50 articles plus tard : itinéraire d'un blog technocritique
- 8 juil.
- 7 min de lecture
Dernière mise à jour : il y a 2 jours

Cinq ans. Cinquante articles. Plusieurs centaines d'heures de lecture, d'écriture et de réflexion ont été consacrées à observer et analyser les transformations numériques qui façonnent nos existences. Lorsque j'ai créé nosviesnumeriques.net en 2021, je souhaitais proposer un espace où approfondir des sujets souvent traités de manière superficielle par l'actualité ou le discours dominant sur l'innovation.
Au fil des ans, ce blog est devenu un terrain d'exploration critique, à la croisée de l'économie, de la technologie et des usages du quotidien. J'y ai interrogé les promesses de la Silicon Valley, les dommages collatéraux des plateformes comme Uber ou Airbnb, les mécanismes d'addiction des réseaux sociaux, ainsi que les enjeux démocratiques du numérique.
Ce cinquantième article est l'occasion de regarder dans le rétroviseur. Je souhaite revenir sur les origines du projet, les idées qui l'animent, les méthodes qui le structurent et ce qu'il m'a apporté au fil du temps. Je souhaite également esquisser quelques pistes sur les défis à venir, à commencer par l'irruption de l'intelligence artificielle générative. Parce qu'elle touche directement à l'écriture, ce nouvel avatar de la révolution numérique questionne les fondements même de ce blog et soulève de nombreuses questions. Ces interrogations risquent fort d'occuper une place croissante dans les prochaines publications de nosviesnumeriques.net. (à suivre…)
Note : chaque hyperlien de cet article renvoie à un article de *nosviesnumeriques.net
Le point de départ
En 2020-21, je suis une formation continue certifiante en communication digitale (DAS). C'est dans ce cadre que je lance mon blog, d'abord comme un exercice imposé. Très vite, je me prends au jeu et décide d'en prolonger l'existence au-delà des attendus de ma formation. Durant ces quelques mois de gestation, j'ai réalisé combien ce blog se trouvait à l'exacte intersection de mon goût pour l'écriture, de ma formation de base en sciences économiques et de mon intérêt pour la dimension transformationnelle du numérique. En mobilisant ces trois dimensions, ce blog m'offrait ainsi la possibilité de questionner à l'envie le storytelling triomphant de la révolution numérique.

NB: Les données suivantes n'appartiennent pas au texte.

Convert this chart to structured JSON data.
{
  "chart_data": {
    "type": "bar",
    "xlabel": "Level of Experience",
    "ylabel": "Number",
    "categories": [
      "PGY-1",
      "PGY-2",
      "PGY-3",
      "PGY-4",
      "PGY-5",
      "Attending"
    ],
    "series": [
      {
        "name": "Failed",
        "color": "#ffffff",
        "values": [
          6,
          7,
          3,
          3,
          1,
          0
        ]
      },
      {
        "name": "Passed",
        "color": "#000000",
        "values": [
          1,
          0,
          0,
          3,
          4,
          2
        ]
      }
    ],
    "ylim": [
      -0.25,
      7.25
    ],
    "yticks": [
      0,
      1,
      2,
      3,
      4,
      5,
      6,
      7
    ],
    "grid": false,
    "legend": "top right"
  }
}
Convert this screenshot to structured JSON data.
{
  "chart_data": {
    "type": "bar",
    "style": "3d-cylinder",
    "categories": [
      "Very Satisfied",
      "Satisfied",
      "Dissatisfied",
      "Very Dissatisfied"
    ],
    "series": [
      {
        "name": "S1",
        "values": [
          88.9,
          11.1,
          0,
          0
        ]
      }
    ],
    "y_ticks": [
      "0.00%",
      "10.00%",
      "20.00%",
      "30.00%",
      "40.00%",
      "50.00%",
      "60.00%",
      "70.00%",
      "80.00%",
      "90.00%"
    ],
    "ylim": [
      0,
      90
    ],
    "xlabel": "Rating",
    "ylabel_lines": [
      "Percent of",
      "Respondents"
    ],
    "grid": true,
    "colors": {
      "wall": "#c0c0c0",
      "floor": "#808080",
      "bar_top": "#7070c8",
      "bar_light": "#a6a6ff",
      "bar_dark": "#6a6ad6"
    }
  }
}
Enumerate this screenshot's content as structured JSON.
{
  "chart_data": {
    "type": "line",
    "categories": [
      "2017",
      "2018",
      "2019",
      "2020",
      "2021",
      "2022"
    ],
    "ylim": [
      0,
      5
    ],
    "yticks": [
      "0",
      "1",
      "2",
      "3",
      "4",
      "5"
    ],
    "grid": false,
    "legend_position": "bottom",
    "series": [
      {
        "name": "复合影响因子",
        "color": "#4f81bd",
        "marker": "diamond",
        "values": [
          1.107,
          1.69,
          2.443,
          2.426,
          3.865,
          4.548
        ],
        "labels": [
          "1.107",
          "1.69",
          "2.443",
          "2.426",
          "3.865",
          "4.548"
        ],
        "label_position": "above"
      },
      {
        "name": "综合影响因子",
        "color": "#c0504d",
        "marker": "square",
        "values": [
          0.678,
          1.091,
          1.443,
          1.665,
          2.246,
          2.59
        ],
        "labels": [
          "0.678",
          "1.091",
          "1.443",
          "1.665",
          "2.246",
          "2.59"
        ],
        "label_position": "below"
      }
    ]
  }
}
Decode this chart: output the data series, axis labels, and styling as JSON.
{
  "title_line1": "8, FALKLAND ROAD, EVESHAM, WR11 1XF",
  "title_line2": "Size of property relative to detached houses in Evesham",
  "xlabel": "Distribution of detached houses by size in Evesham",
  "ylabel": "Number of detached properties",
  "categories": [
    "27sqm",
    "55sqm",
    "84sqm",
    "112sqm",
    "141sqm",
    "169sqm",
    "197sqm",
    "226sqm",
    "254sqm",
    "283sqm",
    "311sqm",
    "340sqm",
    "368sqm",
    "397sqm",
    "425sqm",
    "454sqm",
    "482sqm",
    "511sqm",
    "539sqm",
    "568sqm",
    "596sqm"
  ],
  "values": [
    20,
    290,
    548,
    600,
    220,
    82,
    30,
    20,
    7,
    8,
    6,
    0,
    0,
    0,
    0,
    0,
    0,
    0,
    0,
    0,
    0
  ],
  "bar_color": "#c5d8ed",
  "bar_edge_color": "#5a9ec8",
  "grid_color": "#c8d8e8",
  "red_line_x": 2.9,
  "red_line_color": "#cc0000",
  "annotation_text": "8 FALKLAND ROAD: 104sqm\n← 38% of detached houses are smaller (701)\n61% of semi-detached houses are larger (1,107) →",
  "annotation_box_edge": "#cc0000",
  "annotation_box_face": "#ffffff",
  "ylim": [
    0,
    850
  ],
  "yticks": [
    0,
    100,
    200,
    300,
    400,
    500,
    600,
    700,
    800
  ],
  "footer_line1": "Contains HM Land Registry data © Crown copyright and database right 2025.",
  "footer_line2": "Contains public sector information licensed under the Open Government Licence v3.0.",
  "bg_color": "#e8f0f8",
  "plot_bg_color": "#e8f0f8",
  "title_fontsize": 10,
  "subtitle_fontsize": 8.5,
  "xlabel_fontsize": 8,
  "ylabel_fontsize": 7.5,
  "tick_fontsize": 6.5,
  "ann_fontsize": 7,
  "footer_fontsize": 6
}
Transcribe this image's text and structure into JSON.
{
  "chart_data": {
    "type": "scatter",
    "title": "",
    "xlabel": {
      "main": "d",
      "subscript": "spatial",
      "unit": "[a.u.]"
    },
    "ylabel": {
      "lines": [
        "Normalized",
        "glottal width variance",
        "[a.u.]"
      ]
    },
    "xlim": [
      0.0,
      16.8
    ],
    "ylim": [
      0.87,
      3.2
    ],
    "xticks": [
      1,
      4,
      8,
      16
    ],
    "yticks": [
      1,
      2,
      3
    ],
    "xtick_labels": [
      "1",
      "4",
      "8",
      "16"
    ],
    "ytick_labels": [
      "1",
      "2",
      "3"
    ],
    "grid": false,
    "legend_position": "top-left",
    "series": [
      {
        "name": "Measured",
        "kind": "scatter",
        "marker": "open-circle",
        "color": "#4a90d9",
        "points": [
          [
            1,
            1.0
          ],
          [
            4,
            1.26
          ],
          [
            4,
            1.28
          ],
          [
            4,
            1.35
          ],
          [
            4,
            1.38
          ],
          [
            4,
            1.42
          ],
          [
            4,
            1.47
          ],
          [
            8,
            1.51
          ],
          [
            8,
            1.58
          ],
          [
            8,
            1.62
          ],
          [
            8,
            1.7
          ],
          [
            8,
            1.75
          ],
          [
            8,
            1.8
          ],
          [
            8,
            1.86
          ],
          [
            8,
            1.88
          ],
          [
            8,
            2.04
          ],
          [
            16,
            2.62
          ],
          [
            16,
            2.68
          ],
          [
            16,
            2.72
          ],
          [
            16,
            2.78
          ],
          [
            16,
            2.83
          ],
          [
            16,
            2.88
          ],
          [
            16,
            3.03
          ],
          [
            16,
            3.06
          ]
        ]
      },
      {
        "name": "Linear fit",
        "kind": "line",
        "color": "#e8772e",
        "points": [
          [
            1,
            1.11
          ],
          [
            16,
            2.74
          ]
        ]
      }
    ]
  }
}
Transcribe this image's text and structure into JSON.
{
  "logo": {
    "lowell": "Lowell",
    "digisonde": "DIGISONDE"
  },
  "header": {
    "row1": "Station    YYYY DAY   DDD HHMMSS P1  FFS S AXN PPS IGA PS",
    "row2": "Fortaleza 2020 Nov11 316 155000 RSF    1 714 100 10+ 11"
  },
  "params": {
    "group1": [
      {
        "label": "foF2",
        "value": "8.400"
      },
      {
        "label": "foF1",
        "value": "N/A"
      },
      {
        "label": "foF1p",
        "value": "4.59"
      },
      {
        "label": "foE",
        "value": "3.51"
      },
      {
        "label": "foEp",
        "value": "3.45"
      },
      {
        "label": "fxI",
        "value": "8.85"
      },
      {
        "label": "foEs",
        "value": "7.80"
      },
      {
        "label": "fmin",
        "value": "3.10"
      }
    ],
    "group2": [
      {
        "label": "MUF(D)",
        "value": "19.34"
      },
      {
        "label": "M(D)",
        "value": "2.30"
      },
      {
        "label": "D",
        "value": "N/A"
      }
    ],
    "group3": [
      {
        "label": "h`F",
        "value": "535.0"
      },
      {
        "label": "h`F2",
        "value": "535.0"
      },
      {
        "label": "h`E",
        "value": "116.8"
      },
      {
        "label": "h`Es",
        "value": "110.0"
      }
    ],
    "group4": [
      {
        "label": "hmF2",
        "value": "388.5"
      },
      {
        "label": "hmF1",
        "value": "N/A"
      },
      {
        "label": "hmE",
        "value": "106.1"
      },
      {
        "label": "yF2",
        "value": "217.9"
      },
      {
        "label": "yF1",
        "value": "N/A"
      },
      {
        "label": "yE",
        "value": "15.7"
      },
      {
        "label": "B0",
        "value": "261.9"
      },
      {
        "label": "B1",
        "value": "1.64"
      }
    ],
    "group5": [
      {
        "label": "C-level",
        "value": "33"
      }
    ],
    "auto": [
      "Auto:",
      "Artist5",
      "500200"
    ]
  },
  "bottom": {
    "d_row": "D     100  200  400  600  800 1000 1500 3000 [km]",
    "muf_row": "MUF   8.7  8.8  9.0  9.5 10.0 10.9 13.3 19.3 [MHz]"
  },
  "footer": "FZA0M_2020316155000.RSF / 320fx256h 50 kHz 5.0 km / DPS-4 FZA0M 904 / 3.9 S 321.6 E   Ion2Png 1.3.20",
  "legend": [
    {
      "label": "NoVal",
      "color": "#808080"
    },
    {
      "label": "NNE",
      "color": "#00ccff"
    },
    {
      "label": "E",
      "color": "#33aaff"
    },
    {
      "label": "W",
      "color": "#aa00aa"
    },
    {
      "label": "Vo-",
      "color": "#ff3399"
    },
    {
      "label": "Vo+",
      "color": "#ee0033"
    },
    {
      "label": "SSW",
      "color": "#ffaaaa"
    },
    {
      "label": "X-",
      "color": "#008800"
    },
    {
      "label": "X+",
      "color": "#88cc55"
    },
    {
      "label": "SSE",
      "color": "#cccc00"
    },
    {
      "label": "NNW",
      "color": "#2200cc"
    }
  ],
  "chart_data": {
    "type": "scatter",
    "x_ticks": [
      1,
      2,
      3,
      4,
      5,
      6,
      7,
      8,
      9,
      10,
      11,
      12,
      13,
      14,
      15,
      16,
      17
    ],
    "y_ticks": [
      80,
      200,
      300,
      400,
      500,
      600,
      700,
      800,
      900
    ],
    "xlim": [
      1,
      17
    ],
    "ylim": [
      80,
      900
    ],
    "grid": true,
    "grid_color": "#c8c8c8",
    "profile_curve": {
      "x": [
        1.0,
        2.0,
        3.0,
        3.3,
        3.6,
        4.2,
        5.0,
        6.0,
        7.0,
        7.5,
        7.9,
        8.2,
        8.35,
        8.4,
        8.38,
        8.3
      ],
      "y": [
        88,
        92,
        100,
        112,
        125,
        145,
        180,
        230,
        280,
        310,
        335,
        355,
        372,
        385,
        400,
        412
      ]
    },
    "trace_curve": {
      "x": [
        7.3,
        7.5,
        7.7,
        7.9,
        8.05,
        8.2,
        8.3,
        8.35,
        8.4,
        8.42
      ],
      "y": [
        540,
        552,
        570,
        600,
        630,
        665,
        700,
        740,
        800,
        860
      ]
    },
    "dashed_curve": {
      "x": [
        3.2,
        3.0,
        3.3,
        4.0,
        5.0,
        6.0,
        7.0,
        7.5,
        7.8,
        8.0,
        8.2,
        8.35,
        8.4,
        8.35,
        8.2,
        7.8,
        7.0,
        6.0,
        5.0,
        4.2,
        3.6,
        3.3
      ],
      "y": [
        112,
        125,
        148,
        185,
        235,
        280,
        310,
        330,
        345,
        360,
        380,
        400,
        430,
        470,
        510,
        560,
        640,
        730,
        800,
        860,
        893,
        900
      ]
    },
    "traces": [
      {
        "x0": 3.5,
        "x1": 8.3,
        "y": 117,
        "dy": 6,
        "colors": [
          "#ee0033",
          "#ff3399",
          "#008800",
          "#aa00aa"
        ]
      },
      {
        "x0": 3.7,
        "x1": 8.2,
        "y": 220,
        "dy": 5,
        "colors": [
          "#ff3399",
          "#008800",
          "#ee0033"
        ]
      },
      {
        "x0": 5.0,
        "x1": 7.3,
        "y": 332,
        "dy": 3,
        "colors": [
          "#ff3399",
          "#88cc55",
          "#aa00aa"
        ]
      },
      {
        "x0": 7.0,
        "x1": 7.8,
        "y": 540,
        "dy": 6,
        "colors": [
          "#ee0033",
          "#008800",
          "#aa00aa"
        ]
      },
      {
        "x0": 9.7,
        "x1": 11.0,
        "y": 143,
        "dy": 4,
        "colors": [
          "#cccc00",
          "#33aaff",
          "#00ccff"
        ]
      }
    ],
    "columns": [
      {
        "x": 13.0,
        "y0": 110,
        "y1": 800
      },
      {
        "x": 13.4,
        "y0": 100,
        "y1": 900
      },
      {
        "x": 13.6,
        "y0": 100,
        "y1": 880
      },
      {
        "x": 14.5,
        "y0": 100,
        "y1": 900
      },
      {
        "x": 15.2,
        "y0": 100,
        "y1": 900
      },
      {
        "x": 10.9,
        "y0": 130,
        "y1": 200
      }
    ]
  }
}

Ma ligne éditoriale s'est donc structurée autour de mon désir d'approfondir les thématiques juste effleurées durant ma formation. La plupart des formateurs adoptaient en effet une approche trop utilitariste du numérique à mon goût. J'étais demandeur d'éléments de contextualisation sur les conditions de l'émergence et les ressorts profonds du succès des géants du numérique et des applications mobiles les plus populaires (Uber, Airbnb, Instagram, Tinder, etc.). Bref, je me donnais comme mission de mettre en lumière l'envers du décor et de décrire l'impact de ces avancées technologiques sur notre quotidien le plus trivial, mais aussi les bouleversements politiques et socio-économiques qu'elles provoquent.
Une approche technocritique
Impossible de ne pas mentionner le cadre de référence intellectuel qui structure l'ensemble de ma production éditoriale. Celle-ci se nourrit bien évidemment de ma formation de base comme économiste et d'une lecture critique du néolibéralisme. Ce courant de pensée économique domine depuis les cinquante dernières années, tout particulièrement dans la Silicon Valley. C'est en effet dans son berceau californien que la révolution numérique a pu émerger et prospérer. Cet espace, à la fois réel et fantasmatique, est régi par une vision très libérale des rapports économiques. Une compétition exacerbée entre ses différents acteurs fait que seuls les meilleurs et les plus rapides survivent, à la fois très darwinienne et schumpétérienne dans son approche.
Mon blog s'appuie donc volontairement sur une vision technocritique. J'y cultive une troisième voie, entre celles des technophiles, qui idolâtrent l'innovation technologique, et celles des technophobes, trop prompts à rejeter les avancées technologiques, alarmés par leurs dérives. Parmi mes maîtres à penser, l'auteur Alain Damasio, qui, à travers des ouvrages comme Les furtifs ou Vallée du silicium, porte un regard aiguisé et critique sur notre monde moderne et celui qui advient.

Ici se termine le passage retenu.